Updated: 22:25 (ET)
The retransmission-consent dispute between Journal Broadcast Group and Time Warner Cable has taken a new turn, with the station owner retaining the position for five of its outlets on the cable operator’s systems for at least two more weeks, via the so-called sweeps rule.
Under FCC retransmission-consent rules, local commercial television stations cannot be removed during a sweeps period. Journal Broadcast said Wednesday night that “we have chosen to remain on the air during the July ratings period, which ends at midnight July 24.”
The companies’ retransmission-consent agreement was set to expire at 11:59 p.m. on June 30, but Journal Broadcast granted an extension for the signals for six of its stations in Time Warner Cable’s footprint -- WGBA (NBC) and WACY (MNT) in Green Bay; WTMJ (NBC) in Milwaukee; KMTV (CBS) in Omaha; and KMIR (NBC) and KPSE (MNT) in Palm Springs –- through midnight (CT) on July 10.
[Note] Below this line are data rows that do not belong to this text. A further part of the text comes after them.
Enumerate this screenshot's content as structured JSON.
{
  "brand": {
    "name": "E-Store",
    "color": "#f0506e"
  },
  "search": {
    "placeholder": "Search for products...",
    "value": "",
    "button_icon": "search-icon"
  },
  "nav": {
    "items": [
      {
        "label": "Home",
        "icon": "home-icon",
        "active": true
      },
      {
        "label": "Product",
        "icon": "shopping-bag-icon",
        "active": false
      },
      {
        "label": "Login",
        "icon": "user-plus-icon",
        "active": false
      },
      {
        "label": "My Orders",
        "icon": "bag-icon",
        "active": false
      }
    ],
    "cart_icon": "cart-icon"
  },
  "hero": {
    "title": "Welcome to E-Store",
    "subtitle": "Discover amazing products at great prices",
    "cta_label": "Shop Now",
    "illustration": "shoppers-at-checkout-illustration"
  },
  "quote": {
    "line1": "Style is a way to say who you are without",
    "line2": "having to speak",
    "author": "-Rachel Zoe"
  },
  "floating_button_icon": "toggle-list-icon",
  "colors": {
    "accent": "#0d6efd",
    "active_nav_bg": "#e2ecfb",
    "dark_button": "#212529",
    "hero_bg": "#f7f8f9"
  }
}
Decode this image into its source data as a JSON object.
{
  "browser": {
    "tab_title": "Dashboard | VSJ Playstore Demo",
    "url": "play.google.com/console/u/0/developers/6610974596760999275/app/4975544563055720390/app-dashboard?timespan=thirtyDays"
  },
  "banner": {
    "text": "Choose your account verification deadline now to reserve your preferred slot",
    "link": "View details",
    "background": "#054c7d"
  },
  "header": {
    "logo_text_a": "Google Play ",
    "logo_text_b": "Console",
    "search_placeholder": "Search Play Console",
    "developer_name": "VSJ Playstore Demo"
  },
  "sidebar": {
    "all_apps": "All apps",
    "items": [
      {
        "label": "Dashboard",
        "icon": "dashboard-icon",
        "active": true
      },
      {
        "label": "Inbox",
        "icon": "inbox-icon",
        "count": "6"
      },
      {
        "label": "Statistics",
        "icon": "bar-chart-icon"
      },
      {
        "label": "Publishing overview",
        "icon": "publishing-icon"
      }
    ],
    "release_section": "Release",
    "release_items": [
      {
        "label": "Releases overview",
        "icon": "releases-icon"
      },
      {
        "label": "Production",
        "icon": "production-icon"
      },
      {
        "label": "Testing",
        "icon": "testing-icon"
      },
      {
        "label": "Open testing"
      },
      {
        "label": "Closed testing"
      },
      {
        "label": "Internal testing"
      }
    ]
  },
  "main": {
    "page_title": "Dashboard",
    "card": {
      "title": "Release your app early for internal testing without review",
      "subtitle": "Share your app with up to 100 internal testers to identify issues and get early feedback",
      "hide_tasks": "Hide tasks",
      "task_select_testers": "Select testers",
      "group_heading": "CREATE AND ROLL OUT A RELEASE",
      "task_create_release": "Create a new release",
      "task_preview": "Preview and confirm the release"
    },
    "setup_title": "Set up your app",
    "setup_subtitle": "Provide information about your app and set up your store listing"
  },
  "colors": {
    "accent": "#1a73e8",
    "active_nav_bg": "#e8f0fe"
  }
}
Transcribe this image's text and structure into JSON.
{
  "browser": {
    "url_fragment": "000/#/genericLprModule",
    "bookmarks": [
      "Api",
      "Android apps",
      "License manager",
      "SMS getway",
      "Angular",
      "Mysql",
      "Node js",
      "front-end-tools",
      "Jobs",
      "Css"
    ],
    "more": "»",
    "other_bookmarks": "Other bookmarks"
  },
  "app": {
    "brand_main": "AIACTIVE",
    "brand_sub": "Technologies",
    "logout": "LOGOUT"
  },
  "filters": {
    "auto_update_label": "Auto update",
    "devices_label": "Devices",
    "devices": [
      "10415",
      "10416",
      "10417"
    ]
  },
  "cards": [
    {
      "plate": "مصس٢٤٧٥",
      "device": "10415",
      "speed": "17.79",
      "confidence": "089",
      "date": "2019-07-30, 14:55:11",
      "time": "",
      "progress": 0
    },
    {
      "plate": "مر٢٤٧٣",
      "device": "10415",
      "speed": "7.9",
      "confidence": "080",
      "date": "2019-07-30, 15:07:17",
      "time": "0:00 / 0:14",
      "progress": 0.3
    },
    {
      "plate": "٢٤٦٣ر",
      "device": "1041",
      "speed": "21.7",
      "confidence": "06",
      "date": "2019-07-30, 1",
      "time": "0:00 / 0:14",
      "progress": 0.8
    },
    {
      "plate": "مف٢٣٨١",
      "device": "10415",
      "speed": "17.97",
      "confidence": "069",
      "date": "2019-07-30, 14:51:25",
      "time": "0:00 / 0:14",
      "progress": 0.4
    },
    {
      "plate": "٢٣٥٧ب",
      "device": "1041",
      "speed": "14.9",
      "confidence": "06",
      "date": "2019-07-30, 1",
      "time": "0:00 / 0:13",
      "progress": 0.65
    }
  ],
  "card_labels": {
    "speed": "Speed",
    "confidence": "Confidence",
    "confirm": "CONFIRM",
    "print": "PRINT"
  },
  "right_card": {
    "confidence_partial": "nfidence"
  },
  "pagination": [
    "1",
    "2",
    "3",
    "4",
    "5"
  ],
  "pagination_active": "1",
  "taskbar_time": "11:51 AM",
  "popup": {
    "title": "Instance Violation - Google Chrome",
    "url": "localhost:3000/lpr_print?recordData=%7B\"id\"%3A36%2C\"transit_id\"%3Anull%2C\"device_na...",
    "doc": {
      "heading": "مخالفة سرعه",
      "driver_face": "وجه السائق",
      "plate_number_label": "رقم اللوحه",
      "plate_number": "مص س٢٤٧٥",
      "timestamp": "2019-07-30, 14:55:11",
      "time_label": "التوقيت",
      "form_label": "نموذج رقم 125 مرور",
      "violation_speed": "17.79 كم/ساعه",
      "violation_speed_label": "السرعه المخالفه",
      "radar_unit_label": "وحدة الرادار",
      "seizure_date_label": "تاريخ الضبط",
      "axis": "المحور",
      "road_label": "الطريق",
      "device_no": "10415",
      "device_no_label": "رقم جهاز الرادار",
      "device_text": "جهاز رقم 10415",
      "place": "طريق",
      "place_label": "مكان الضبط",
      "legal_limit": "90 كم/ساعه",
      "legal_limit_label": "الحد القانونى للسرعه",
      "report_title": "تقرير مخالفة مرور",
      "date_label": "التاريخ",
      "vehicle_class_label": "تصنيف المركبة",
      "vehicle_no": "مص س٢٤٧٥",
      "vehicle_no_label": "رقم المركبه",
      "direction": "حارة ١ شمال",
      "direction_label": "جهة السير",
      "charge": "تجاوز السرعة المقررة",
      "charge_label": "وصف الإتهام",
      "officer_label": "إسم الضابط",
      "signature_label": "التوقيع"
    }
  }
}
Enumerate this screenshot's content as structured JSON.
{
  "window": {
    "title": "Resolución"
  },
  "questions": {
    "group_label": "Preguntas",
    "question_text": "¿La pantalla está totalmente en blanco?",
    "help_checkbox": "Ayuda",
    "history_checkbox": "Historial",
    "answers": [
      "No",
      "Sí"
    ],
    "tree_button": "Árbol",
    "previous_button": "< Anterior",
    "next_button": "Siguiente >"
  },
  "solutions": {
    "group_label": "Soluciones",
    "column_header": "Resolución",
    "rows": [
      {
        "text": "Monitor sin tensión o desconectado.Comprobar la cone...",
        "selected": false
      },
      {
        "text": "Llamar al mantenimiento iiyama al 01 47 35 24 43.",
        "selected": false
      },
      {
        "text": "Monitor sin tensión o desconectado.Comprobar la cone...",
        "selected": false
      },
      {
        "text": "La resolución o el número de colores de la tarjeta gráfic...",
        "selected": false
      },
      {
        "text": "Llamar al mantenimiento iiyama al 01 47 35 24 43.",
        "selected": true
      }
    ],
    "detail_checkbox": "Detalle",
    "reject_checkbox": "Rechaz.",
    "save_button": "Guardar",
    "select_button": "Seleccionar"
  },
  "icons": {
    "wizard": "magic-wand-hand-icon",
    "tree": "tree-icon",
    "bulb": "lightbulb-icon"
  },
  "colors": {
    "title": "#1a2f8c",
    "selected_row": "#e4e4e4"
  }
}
Time Warner Cable said negotiations had continued on Wednesday, before Journal Broadcast brought the sweeps rule into play.
By the FCC’s retrans rules WGBA, WACY, WTMJ, KMTV and KMIR should remain on TWC’s systems through July 24.
The FCC rules, however, do not pertain to low-power outlets like KPSE in Palm Springs, or the sub-channels Journal Broadcast runs alongside Milwauke's WTMJ-TV, which is flanked by a weather service, as well as the Live Well Network lifestyle network, and Me TV in Green Bay.
KPSE and the sub-channels were disconnected when the extension expired at 11:59 p.m. on July 10.
KPSE began carrying a potential removal message during the afternoon of July10, according to Journal Broadcast. Last month, the other five stations in TWC’s footprint also had been scrolling similar messaging, which was halted after the 10-day extension was reached. A Journal Broadcast website is now alerting users/viewers about a potential disconnect late on July 24.
Time Warner Cable has said that Journal Broadcast is seeking a 200% increase in fees for the stations' signals, while the station owner countered by saying that translates into pennies per subscriber.
Journal Broadcast had pointed out that is has negotiated 140 retransmission-consent agreements over the past six years.